What cost-effective connectivity options are available for the smaller player? The introduction of low-cost SWIFT connectivity may have a real impact on empowering all the players in the industry while keeping costs manageable and reasonable. A number of options are available.

Member concentrator model

The member concentrator model enables a SWIFT member organisation to provide a hosting service for other SWIFT eligible institutions, with significantly lower operating costs than if they had opted to have their own messaging infrastructure.

While their daily message volumes may be limited, and costs of ownership and supporting interfaces and communications are growing, small institutions really appreciate the efficiencies of being able to transact messages over a managed service to their counterparties.

In no way diminishing the ability of the participant to retain its own market presence and identity (by using its eight character bank identifier code), this connectivity method provides a small, cost-efficient IT footprint and eliminates process replication, message duplication and resulting costly errors. It also means that a smaller volume, price-sensitive organisation can focus on its business processes instead of building costly connectivity and reliance on a dedicated technical resource in one small area of its operations.

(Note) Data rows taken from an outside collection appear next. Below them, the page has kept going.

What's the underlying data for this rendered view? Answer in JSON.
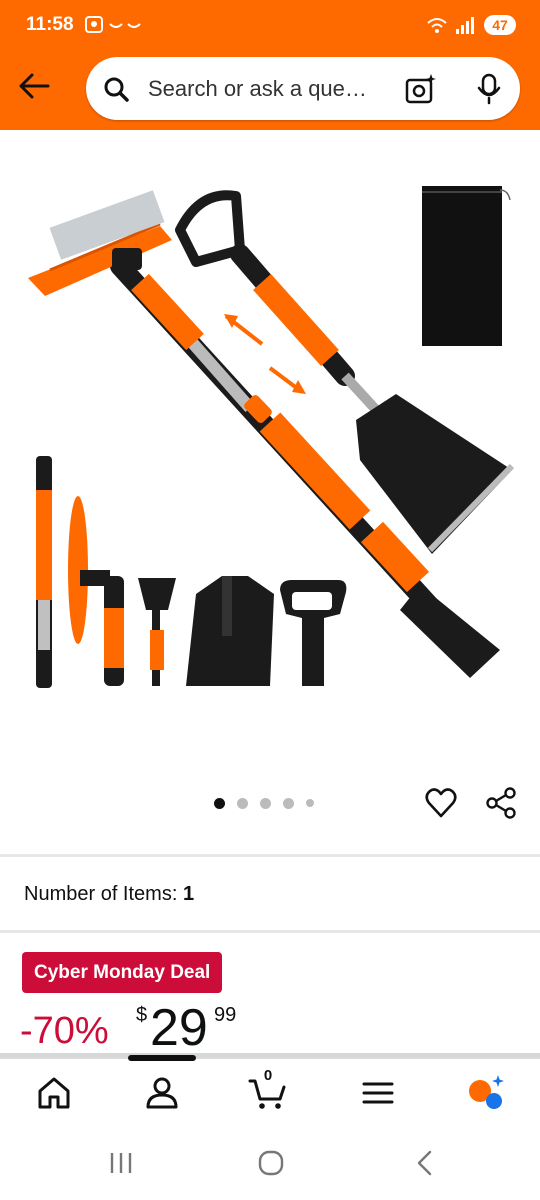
{
  "status_bar": {
    "time": "11:58",
    "battery": "47"
  },
  "header": {
    "search_placeholder": "Search or ask a que…",
    "accent_color": "#ff6a00"
  },
  "product": {
    "image_count": 5,
    "active_image": 1,
    "number_of_items_label": "Number of Items:",
    "number_of_items_value": "1"
  },
  "deal": {
    "badge": "Cyber Monday Deal",
    "discount": "-70%",
    "currency": "$",
    "price_whole": "29",
    "price_fraction": "99",
    "badge_color": "#cc0c39"
  },
  "bottom_nav": {
    "cart_count": "0",
    "items": [
      "home-icon",
      "account-icon",
      "cart-icon",
      "menu-icon",
      "rufus-icon"
    ]
  }
}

Providing member concentrator services (accredited by SWIFT) and delivering the full range of SWIFTNet messaging options, goes far beyond traditional SWIFT FIN messages. It allows access to a range of established and newly developing value-added services, such as FIX (Financial Information Exchange), Funds, CREST and other specific market infrastructures, which previously would have been out of reach to smaller players.

Member-administered closed-user group

The second connectivity model is the member-administered closed-user group (MA-CUG). Similar to the member concentrator model, this method extends global reach to those financial organisations or corporates unable to join SWIFT directly, without the need for complex hardware infrastructures or interfaces, with the associated costs.

This connectivity for regulated small to medium independent, low volume, low budget institutions also enables unregulated yet financially sound institutions who may be a customer of a member institution, or regulated corporates ineligible to directly join SWIFT, to take advantage of cost-effective, reliable managed communications to their counterparties.

With managed offerings, such as the member concentrator model and MA-CUG, smaller players and new markets may be actively included in the flow of business with opportunities for end-to-end automation at an affordable price.

Fax and Telex Communication Needs

Despite changes in IP-based technology with new file and real-time based delivery methods, this has not diminished the costs of and needs for other communications methods, such as Fax and telex. Integrated fax-over-IP and least cost routing services are still employed efficiently by many of the worlds’ financial institutions, with staggering daily volumes.

Fax and telex is not only prevalent but on the increase in parts of the financial markets, and this is reflected in the functionality of communication hubs being employed to handle the growing volumes.

Organisations have employed innovative messaging solutions to ‘scrape fax’, that is to take an inbound fax message and apply OCR (optical character recognition) techniques to the text, eventually automating the reformat of the output as a SWIFT message, e-mail, telex, XML for internal ERP systems or even SMS message with text alerts.

Ultimately, in the absence of viable ubiquitous messaging solutions and standards, companies must continue to respond to all types of messages, from diverse communication sources.

With so many elements now contributing to the cost of doing business, true differentiation for smaller organisations will come in the form of providing true value for their services and using efficient applications. This will only come through successful integration of end-to-end systems, and the ability to participate with smarter, highly cost-effective, independent players using SWIFT connectivity as a prime delivery channel.